Заткнув пальцами уши, я скатилась по лестнице и выскочила из дома. В пуне было тепло и успокаивающе пахло коровой. Я плюхнулась в сено и дала волю слезам.
– Если мы хотим, чтобы девочки получили нормальное образование, нам нужно переезжать в город. Мы не можем вечно держать их взаперти, – мама выдавила улыбку.
– А так ли нужно образование? Ты вот, например, его используешь, когда коровье дерьмо убираешь?
Светлов швырнул ложку в тарелку. На дне оставался бульон, и жирные брызги попали на живот, обтянутый белой рубахой.
Лицо мамы окаменело. Она встала, собрала тарелки и понесла их в кухню. Дзынь! Дзынь! Казалось, мама нарочно кидает приборы с высоты в металлический таз.
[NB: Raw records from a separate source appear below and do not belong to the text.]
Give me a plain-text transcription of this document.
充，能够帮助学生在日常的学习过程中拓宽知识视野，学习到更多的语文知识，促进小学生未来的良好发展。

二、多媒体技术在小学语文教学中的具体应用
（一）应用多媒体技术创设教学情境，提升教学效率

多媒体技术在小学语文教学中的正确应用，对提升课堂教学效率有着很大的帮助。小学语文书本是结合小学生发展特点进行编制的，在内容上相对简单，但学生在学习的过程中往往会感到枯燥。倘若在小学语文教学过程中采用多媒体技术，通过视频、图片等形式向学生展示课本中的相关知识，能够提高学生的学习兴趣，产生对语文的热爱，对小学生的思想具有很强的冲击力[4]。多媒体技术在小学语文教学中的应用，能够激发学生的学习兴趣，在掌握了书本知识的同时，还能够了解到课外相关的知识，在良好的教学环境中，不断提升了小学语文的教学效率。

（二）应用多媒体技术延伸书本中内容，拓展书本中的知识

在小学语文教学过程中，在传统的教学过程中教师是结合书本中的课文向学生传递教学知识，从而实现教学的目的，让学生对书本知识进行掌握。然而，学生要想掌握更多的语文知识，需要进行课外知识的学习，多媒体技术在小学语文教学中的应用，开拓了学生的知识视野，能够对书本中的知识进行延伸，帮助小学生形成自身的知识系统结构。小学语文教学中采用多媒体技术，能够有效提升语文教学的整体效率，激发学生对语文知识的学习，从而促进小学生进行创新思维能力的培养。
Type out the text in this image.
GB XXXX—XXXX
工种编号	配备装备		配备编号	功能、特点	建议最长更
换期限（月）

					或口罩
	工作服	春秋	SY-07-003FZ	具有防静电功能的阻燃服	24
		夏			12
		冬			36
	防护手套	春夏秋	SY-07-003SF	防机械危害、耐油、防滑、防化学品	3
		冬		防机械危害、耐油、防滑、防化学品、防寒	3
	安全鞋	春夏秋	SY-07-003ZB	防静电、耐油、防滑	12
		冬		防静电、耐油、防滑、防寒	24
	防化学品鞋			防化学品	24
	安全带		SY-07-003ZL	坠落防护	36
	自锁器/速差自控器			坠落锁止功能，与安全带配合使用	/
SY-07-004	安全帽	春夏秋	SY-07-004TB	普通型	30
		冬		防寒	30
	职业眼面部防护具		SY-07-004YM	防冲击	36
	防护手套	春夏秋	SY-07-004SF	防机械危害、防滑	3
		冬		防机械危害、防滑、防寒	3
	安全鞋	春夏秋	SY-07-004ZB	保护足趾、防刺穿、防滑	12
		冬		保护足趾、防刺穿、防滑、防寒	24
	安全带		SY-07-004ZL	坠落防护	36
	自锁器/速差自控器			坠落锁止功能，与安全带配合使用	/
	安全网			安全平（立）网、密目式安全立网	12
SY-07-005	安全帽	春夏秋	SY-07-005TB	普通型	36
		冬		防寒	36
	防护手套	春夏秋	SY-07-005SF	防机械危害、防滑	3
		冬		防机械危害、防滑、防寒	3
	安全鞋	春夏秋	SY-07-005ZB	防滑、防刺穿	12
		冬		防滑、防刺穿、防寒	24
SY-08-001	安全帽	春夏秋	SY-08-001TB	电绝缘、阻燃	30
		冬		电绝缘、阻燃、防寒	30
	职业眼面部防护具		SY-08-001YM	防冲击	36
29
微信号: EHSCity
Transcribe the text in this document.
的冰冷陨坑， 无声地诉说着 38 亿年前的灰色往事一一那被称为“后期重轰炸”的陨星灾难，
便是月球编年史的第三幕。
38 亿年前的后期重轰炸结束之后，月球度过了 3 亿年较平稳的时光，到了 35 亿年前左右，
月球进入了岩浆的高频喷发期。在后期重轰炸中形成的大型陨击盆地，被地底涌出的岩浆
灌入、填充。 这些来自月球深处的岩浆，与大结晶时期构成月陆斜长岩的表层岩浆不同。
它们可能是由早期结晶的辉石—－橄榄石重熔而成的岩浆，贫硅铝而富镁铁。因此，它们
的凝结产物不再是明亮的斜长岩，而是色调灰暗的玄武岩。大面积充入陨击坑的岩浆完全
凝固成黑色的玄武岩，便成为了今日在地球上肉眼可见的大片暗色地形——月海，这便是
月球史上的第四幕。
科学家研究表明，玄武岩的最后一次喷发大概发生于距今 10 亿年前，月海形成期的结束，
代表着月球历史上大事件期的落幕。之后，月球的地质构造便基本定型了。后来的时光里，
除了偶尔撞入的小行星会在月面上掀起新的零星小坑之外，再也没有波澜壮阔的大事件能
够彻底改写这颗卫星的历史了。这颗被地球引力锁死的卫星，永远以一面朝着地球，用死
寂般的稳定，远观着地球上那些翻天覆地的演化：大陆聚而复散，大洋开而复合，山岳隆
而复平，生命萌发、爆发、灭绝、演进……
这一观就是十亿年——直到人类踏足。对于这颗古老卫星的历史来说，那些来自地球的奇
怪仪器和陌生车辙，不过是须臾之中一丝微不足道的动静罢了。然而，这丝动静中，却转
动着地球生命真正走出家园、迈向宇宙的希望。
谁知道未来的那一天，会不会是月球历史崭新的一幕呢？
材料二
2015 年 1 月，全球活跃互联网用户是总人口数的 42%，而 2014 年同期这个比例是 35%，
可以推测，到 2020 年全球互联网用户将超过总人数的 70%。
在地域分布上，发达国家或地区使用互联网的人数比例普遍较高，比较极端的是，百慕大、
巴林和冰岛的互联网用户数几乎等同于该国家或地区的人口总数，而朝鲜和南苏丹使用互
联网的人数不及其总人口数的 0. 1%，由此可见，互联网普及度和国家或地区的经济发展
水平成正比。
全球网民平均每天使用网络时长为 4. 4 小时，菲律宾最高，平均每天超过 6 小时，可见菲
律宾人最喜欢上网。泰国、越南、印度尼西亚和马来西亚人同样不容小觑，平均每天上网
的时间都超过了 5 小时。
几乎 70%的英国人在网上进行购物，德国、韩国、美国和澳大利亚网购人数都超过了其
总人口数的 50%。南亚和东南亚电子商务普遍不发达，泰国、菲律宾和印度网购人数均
– Прекрати! – закричал Светлов и ринулся в кухню, но, споткнувшись о порог, едва не упал плашмя. – Идиотка!
– Мы уедем, хочешь ты этого или нет, – спокойно проговорила мама за занавеской, – напоминаю, этот дом – мой. И по документам, и по факту. Ты перестроил свою халупу на деньги от продажи моей квартиры!
– Сука-а!
Он бросился не к маме (на всякий случай я схватила нож), а во двор.
– Сука-а!
Зимой в «Скороходе» можно было орать, сколько угодно – всё равно вокруг на целые километры ни одной живой души. Ирка встала из-за стола и демонстративно ушла наверх. Я собрала оставшуюся посуду и понесла мыть.
Утром следующего дня мама появилась в дверях кухни, пошатываясь. Под глазом наливался синяк, в уголке рта запеклась кровь.
– Тварь, – прошипела я.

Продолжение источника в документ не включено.